The rest of the Mercury Seven includes Lieutenant Gordon Cooper, portrayed by Colin O'Donoghue ("Once Upon a Time," "Carrie Pilby," "The Rite"), the youngest of the seven who was selected to everyone's surprise; Wally Schirra, portrayed by Aaron Staton ("Mad Men," "Narcos: Mexico," "Castle Rock"), a competitive pilot with a gift for pulling pranks; Scott Carpenter, portrayed by James Lafferty ("The Haunting of Hill House," "Small Town Crime"), a soulful man who was dubbed "The Poet" by the other astronauts; Deke Slayton, portrayed by Micah Stock ("Brittany Runs a Marathon," "Escape at Dannemora"), a taciturn but incredibly intelligent pilot and engineer; and Gus Grissom, portrayed by Michael Trotter ("Underground," "The Evening Hour"), a no-nonsense test pilot who eventually becomes the second man in space.

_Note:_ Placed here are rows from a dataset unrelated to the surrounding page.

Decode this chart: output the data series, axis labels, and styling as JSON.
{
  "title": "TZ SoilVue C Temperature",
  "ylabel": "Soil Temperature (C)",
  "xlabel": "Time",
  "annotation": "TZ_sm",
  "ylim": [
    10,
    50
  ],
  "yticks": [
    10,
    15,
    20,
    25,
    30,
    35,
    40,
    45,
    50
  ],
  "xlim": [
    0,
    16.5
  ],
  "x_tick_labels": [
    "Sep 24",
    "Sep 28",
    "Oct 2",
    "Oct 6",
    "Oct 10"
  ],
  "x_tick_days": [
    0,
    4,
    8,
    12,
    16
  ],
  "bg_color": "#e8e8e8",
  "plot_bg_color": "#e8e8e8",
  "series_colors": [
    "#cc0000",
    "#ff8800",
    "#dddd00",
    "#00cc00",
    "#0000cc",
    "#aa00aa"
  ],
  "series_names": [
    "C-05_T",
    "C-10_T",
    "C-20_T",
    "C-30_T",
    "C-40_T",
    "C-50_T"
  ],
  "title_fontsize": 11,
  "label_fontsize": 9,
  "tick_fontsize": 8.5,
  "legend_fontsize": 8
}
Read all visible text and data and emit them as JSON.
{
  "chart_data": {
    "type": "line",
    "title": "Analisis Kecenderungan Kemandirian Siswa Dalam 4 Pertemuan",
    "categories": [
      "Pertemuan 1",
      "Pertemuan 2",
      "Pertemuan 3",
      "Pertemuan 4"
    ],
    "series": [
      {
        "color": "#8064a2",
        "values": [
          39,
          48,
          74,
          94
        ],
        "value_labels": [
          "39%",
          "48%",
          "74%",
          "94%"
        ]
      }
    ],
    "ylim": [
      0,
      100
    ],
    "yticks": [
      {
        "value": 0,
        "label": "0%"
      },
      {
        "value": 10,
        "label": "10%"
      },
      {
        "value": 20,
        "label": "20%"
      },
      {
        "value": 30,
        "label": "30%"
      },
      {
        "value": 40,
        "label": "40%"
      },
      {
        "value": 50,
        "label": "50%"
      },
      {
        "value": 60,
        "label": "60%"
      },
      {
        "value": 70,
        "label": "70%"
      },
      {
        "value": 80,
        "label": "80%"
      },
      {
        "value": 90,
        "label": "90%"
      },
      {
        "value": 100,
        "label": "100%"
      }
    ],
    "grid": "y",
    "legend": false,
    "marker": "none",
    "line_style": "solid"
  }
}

The astronauts' strengths are equaled only by their flaws. As the men succumb to the temptations that surround them, Project Mercury threatens to come apart. At the heart of the historic drama populated by deeply human characters are two men who become icons — Glenn and Shepard — as they jockey to be the first man in space. The entire program is nearly brought to its knees by their intense rivalry.
The series also follows NASA's engineers, who work against the clock as pressures mount from Washington and a transfixed public. And we witness the underbelly of a myth-making propaganda machine headed by NASA's PR department and aided by the writers and editors at LIFE Magazine.
The series definitely looks like it'll dive deeper into that last bit — how the story of the Mercury Seven was portrayed to the world. (The film touched on that a bit.) And that's not an unimportant part of the story. It's as much about morale as it was propaganda, never mind that the Soviet Union still beat America into space.
And with (we're assuming) an extra 5 hours or so to play with to tell the tale, it's entirely possible that Nat Geo will be able to go higher and faster and farther than the 1983 movie. But we'll have to wait until this fall to see whether The Right Stuff can live up to its name, or its predecessor.
And one more ace of its sleeve? A certain executive producer named Leonardo DiCaprio.